Prior to the start of this event, my mind felt clear, and I looked forward to complexities over the board. The special visualization training had been in effect for less than a week, but I felt the clarity. However, there were still some irritations in this event. I was winning with black but drawing with white…
In my first draw, my female opponent played the Sveshnikov Sicilian. I arrived to the board late and, to make matters worse, I forgot to turn off my phone. It went off and I gave her an additional 30-minute handicap. I was in control during the middle game, but the time deficit came back to haunt me. I was not upset about this draw given the circumstances but not converting that position was irritating. One problem I had in this tournament was not having time to get warmed up. In hindsight, I should have parked closer to the venue. I could have added about 1 hour to my prep time.
My second draw came against a young boy who played an early d5 from the Italian. It resulted in a sharp middle game, but I felt I had no advantage and was forced to play incredibly precise to avoiding handing him the initiative since he had the center and potential kingside attacking chances. I was losing and winning throughout the time scramble, but overall, I felt I had to work too hard with white.
I decided to change to my queen pawn repertoire. This would mean playing a lot of London. My thought was that it would increase my control in the opening and give me an easier time of building an advantage through the middle game.
I tested this theory and won my game. However, I realize I was engaging in a bad habit. You should avoid changing your preparation mid-event. Typically, your plan B is worse than your plan A.
He played a good opening and could have overpowered me if he were about 100 points stronger. I usually choose the London against weaker players (U2000 weapon).

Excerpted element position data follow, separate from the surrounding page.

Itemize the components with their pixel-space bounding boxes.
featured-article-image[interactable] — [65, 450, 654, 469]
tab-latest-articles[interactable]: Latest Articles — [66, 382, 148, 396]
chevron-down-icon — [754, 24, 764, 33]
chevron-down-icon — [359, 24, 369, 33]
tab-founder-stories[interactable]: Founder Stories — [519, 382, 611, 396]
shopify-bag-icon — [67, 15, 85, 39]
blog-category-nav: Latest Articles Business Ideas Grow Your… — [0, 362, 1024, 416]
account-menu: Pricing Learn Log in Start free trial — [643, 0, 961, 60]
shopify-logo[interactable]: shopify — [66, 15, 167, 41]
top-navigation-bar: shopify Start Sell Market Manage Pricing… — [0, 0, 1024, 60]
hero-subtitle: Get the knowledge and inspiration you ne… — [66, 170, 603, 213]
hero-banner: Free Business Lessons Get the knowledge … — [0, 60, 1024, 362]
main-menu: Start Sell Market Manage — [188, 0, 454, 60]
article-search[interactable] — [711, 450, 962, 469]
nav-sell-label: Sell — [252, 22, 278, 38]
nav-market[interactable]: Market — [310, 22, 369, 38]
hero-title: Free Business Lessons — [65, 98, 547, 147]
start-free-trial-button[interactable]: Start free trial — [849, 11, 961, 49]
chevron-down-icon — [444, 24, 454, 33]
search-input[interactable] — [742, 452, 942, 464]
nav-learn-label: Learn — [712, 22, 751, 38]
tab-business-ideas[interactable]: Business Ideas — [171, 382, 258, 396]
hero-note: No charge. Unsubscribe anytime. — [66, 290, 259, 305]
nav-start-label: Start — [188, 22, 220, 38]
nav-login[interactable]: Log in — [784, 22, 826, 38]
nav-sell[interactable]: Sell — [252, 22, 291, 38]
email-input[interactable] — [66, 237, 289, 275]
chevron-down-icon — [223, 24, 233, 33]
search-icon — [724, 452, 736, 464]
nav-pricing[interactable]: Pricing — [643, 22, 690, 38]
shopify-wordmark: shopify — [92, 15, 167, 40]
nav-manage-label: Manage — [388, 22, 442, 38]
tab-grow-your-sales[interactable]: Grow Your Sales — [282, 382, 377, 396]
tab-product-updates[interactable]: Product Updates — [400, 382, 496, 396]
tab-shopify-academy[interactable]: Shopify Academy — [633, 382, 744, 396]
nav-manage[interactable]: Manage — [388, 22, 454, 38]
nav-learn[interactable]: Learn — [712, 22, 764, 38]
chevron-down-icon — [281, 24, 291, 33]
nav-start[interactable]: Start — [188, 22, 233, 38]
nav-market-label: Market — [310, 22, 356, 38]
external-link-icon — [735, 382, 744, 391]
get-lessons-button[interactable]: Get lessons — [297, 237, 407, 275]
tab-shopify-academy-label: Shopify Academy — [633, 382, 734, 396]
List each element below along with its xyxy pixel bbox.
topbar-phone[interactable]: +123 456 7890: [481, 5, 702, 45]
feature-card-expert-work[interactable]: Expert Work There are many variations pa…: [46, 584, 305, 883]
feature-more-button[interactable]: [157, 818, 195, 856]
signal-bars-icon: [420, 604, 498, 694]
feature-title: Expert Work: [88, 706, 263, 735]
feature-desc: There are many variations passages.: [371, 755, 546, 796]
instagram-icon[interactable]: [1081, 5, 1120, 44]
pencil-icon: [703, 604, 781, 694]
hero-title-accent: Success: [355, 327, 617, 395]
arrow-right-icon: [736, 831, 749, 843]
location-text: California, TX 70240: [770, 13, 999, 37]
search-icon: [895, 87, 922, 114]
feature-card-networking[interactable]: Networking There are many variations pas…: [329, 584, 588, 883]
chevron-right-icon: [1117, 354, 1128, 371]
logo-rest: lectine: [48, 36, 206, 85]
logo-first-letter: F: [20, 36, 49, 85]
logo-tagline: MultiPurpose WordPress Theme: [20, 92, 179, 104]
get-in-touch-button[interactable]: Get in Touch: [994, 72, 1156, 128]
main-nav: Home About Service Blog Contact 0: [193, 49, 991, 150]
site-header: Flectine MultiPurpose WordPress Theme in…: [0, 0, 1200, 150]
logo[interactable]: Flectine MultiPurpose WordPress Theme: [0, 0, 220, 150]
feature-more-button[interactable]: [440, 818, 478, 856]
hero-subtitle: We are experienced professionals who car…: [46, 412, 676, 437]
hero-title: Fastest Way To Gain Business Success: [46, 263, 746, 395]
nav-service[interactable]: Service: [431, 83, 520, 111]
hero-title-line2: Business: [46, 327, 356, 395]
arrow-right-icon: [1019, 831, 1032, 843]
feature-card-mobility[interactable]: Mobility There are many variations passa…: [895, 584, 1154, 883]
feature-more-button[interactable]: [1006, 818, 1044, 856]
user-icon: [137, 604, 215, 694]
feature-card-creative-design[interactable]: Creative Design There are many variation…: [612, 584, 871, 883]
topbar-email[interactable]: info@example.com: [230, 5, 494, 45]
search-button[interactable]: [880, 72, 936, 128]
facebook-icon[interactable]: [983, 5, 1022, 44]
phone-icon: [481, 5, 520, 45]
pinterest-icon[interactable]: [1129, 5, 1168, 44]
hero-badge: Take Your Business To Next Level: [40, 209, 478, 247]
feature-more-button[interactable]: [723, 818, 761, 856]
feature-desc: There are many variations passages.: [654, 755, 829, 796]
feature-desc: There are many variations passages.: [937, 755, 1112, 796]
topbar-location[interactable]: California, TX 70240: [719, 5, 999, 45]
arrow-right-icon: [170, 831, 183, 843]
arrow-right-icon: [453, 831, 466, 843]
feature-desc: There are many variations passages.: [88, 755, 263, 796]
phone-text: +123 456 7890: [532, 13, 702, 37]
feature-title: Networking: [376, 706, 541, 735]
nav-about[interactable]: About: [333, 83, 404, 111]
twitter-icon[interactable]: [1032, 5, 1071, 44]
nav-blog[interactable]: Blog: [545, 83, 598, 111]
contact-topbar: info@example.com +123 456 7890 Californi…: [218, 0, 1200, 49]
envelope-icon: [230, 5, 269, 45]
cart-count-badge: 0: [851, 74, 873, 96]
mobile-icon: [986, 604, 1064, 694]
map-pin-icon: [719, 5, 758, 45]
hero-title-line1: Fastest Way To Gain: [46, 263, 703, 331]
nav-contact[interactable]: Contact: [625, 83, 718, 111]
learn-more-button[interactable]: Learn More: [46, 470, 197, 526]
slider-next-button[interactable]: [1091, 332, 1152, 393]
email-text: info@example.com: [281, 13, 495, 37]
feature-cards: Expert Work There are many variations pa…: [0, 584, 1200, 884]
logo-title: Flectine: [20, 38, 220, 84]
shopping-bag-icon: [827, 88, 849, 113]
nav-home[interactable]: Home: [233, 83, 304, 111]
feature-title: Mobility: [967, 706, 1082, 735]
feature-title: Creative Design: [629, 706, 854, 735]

I finished tournament with a score of 4.0/6 and took off before playing the final round so I would not have to drive at midnight. Also, I lost the 6th round with white playing a better version of the London. I felt I had a better game but the cumulative hits on my endurance had taken effect and resulted in me spoiling a drawn ending.
I drove about 2000 miles east back into the frigid state of Iowa. I agreed to play on the team of my fellow Coralvillian Joseph. I am planning to attend USAT with him in February and claim the mixed double title as well as the USAT North championship.

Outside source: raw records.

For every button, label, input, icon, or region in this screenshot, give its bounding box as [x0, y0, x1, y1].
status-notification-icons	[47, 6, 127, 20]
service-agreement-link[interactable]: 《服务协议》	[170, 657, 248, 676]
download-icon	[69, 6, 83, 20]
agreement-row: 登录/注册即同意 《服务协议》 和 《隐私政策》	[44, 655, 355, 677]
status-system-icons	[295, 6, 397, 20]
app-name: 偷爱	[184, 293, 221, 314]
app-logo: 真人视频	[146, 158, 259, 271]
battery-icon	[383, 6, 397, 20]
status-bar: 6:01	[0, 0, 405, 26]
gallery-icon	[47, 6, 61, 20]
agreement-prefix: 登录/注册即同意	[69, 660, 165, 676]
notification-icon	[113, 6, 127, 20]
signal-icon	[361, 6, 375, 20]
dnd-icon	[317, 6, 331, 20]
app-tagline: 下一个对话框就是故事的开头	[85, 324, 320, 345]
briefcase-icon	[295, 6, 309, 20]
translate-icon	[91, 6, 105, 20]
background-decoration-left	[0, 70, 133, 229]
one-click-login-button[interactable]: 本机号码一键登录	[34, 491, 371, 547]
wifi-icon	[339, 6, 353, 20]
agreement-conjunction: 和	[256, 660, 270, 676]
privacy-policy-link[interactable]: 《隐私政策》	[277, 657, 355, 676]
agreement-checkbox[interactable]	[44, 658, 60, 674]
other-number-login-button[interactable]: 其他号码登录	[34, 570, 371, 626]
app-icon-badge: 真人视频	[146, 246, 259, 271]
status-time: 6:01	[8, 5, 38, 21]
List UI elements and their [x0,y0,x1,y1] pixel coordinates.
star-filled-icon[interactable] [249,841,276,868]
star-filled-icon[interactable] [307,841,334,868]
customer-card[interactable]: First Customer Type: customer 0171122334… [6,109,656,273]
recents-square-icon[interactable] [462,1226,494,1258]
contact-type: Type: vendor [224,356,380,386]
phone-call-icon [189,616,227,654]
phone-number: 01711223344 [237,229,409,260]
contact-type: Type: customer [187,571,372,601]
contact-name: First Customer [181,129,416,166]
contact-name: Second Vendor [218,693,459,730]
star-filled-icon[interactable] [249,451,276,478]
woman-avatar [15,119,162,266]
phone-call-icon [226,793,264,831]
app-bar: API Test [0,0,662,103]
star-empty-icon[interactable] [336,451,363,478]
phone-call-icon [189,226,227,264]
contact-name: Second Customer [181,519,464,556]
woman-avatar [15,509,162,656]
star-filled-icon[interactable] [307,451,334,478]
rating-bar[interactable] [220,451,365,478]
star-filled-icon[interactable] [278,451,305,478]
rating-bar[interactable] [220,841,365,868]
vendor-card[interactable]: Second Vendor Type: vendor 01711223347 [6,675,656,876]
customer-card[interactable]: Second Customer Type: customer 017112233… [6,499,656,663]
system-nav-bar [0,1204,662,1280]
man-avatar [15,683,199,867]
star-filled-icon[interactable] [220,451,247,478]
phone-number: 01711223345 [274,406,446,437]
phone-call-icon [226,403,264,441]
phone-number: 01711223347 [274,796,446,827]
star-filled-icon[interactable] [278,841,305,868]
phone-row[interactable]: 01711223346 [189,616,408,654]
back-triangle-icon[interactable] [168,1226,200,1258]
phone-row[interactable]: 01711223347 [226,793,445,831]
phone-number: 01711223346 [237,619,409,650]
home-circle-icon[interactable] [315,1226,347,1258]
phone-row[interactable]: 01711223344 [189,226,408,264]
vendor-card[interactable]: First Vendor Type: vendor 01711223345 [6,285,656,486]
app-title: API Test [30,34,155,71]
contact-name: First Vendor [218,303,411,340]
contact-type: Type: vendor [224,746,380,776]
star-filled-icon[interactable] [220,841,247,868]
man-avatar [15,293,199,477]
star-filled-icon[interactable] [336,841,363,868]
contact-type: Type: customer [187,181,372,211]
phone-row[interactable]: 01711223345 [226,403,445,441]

The goal was to play another tournament in St. Louis, but I ran into a series of unfortunate events. When I was in Davenport, I lost my wallet and decided against the St. Louis event. I chose to wait another week and go to an event in Des Moines.

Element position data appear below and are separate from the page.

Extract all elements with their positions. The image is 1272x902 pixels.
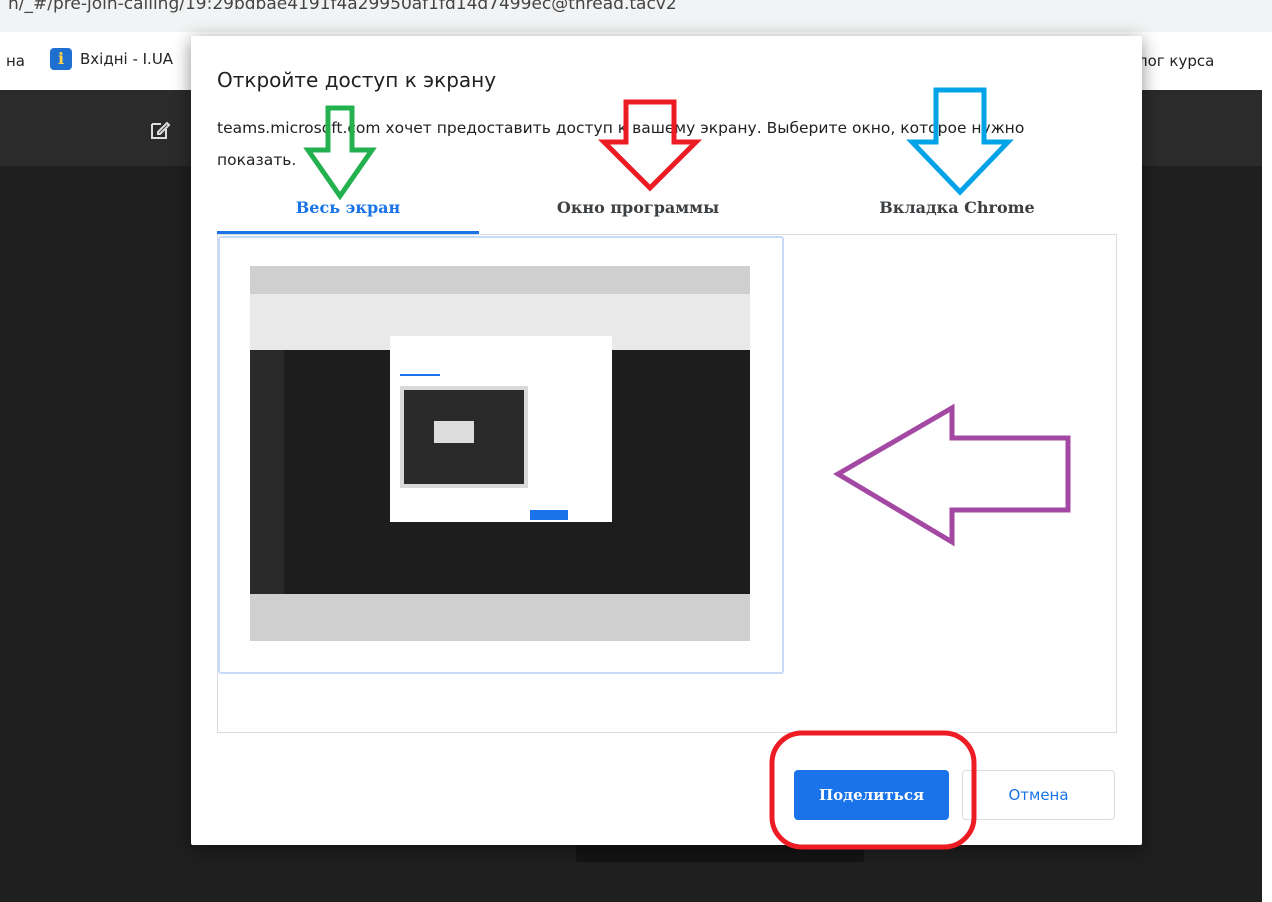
- annotation-layer: [303, 87, 1071, 850]
- share-button-highlight: [769, 730, 977, 850]
- purple-left-arrow: [833, 403, 1071, 547]
- red-down-arrow: [597, 99, 703, 192]
- blue-down-arrow: [906, 87, 1014, 196]
- green-down-arrow: [303, 105, 377, 201]
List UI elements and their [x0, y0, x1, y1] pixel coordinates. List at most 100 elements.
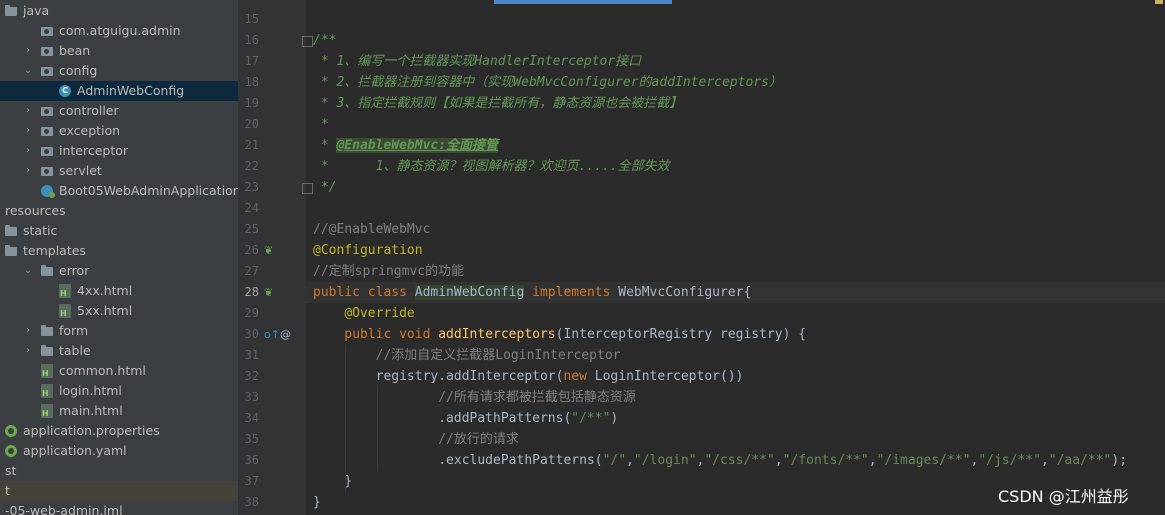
- code-line[interactable]: //放行的请求: [313, 429, 519, 450]
- code-line[interactable]: * 1、编写一个拦截器实现HandlerInterceptor接口: [313, 51, 641, 72]
- line-number: 30: [244, 327, 259, 341]
- project-tree-panel[interactable]: java com.atguigu.admin › bean ⌄ config C AdminW…: [0, 0, 238, 515]
- chevron-right-icon[interactable]: ›: [23, 321, 33, 341]
- tree-item[interactable]: common.html: [0, 361, 238, 381]
- code-line[interactable]: //所有请求都被拦截包括静态资源: [313, 387, 636, 408]
- tree-item[interactable]: com.atguigu.admin: [0, 21, 238, 41]
- code-line[interactable]: public void addInterceptors(InterceptorR…: [313, 324, 806, 345]
- tree-item[interactable]: java: [0, 1, 238, 21]
- chevron-right-icon[interactable]: ›: [23, 341, 33, 361]
- code-token: registry.addInterceptor(: [313, 369, 564, 384]
- tree-item[interactable]: 4xx.html: [0, 281, 238, 301]
- html-icon: [41, 404, 53, 418]
- spring-bean-icon[interactable]: ❦: [264, 240, 273, 261]
- code-line[interactable]: */: [313, 177, 337, 198]
- code-token: ,: [626, 453, 634, 468]
- code-token: ,: [868, 453, 877, 468]
- tree-item[interactable]: login.html: [0, 381, 238, 401]
- tree-item[interactable]: › form: [0, 321, 238, 341]
- code-line[interactable]: }: [313, 471, 352, 492]
- code-line[interactable]: .addPathPatterns("/**"): [313, 408, 618, 429]
- tree-item-label: bean: [59, 43, 91, 58]
- html-icon: [59, 284, 71, 298]
- code-token: (InterceptorRegistry registry) {: [555, 327, 807, 342]
- tree-item[interactable]: ⌄ config: [0, 61, 238, 81]
- tree-item[interactable]: Boot05WebAdminApplication: [0, 181, 238, 201]
- code-line[interactable]: * 3、指定拦截规则【如果是拦截所有，静态资源也会被拦截】: [313, 93, 683, 114]
- code-line[interactable]: /**: [313, 30, 336, 51]
- code-line[interactable]: //@EnableWebMvc: [313, 219, 430, 240]
- tree-item[interactable]: -05-web-admin.iml: [0, 501, 238, 515]
- chevron-right-icon[interactable]: ›: [23, 41, 33, 61]
- tree-item-label: servlet: [59, 163, 102, 178]
- tree-item-label: t: [5, 483, 10, 498]
- tree-item[interactable]: static: [0, 221, 238, 241]
- spring-config-icon: [5, 445, 17, 457]
- spring-bean-icon[interactable]: ❦: [264, 282, 273, 303]
- code-token: }: [313, 495, 321, 510]
- code-token: .excludePathPatterns(: [313, 453, 603, 468]
- tree-item-label: error: [59, 263, 90, 278]
- tree-item[interactable]: › interceptor: [0, 141, 238, 161]
- tree-item[interactable]: templates: [0, 241, 238, 261]
- tree-item[interactable]: › exception: [0, 121, 238, 141]
- chevron-down-icon[interactable]: ⌄: [23, 261, 33, 281]
- code-line[interactable]: public class AdminWebConfig implements W…: [313, 282, 751, 303]
- package-icon: [41, 27, 53, 36]
- line-number: 18: [244, 75, 259, 89]
- line-number: 24: [244, 201, 259, 215]
- tree-item[interactable]: application.yaml: [0, 441, 238, 461]
- tree-item[interactable]: main.html: [0, 401, 238, 421]
- code-line[interactable]: //定制springmvc的功能: [313, 261, 464, 282]
- chevron-right-icon[interactable]: ›: [23, 141, 33, 161]
- code-line[interactable]: @Override: [313, 303, 414, 324]
- tree-item[interactable]: › servlet: [0, 161, 238, 181]
- tree-item[interactable]: › controller: [0, 101, 238, 121]
- line-number: 22: [244, 159, 259, 173]
- code-line[interactable]: *: [313, 114, 329, 135]
- fold-marker-icon[interactable]: [302, 183, 313, 194]
- line-number: 23: [244, 180, 259, 194]
- tree-item-label: application.yaml: [23, 443, 127, 458]
- code-token: @EnableWebMvc:全面接管: [336, 138, 499, 153]
- tree-item[interactable]: t: [0, 481, 238, 501]
- tree-item-label: Boot05WebAdminApplication: [59, 183, 238, 198]
- tree-item-label: AdminWebConfig: [77, 83, 185, 98]
- tree-item[interactable]: application.properties: [0, 421, 238, 441]
- tree-item-label: com.atguigu.admin: [59, 23, 181, 38]
- chevron-right-icon[interactable]: ›: [23, 161, 33, 181]
- line-number: 27: [244, 264, 259, 278]
- code-line[interactable]: }: [313, 492, 321, 513]
- folder-icon: [5, 225, 17, 236]
- tree-item[interactable]: ⌄ error: [0, 261, 238, 281]
- tree-item[interactable]: resources: [0, 201, 238, 221]
- chevron-right-icon[interactable]: ›: [23, 121, 33, 141]
- tree-item[interactable]: › bean: [0, 41, 238, 61]
- tree-item-label: templates: [23, 243, 86, 258]
- code-line[interactable]: registry.addInterceptor(new LoginInterce…: [313, 366, 744, 387]
- code-line[interactable]: * 1、静态资源？视图解析器？欢迎页.....全部失效: [313, 156, 670, 177]
- code-line[interactable]: @Configuration: [313, 240, 423, 261]
- watermark: CSDN @江州益彤: [998, 487, 1129, 506]
- tree-item-label: config: [59, 63, 98, 78]
- code-line[interactable]: //添加自定义拦截器LoginInterceptor: [313, 345, 621, 366]
- chevron-right-icon[interactable]: ›: [23, 101, 33, 121]
- package-icon: [41, 47, 53, 56]
- tree-item[interactable]: C AdminWebConfig: [0, 81, 238, 101]
- fold-marker-icon[interactable]: [302, 36, 313, 47]
- tree-item[interactable]: 5xx.html: [0, 301, 238, 321]
- code-line[interactable]: .excludePathPatterns("/","/login","/css/…: [313, 450, 1127, 471]
- code-token: "/login": [633, 453, 697, 468]
- line-number: 36: [244, 453, 259, 467]
- code-token: implements: [524, 285, 619, 300]
- chevron-down-icon[interactable]: ⌄: [23, 61, 33, 81]
- annotation-at-icon[interactable]: @: [280, 324, 291, 345]
- tree-item[interactable]: st: [0, 461, 238, 481]
- code-line[interactable]: * @EnableWebMvc:全面接管: [313, 135, 499, 156]
- tree-item[interactable]: › table: [0, 341, 238, 361]
- folder-icon: [41, 325, 53, 336]
- implements-method-icon[interactable]: o↑: [264, 324, 280, 345]
- tree-item-label: resources: [5, 203, 66, 218]
- code-line[interactable]: * 2、拦截器注册到容器中（实现WebMvcConfigurer的addInte…: [313, 72, 782, 93]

Fast forward a few weeks later, I wake up the morning of the tournament and notice my tire warning light was on. If you are not aware, I am tough as nails I sleep in my car in freezing conditions. Well, I noticed the tire was low on my vehicle and it got much worse. I went into the Des Moines event with a flat tire and the knowledge I would be required to stay in Des Moines longer than anticipated.
The tournament was poorly attended, and the open section was nearly cancelled until the registrants started to arrive. There would be 6 players in my section, and I thought only one of them posed me a challenge. I decided to take a fourth-round bye under the assumption I would play all the tough players the first 3 rounds and the 4th round would be anticlimactic (~1400). The game below was my last round against Master Tim McEntee. I decided to try out the London since I beat him with the system in our last encounter.
I will be playing more queen’s pawn in the future, and I will be making minor adjustments to my king’s pawn repertoire. I think I might choose my Vienna against the King’s Pawn in the future.
Next stop is the colder state of Minnesota!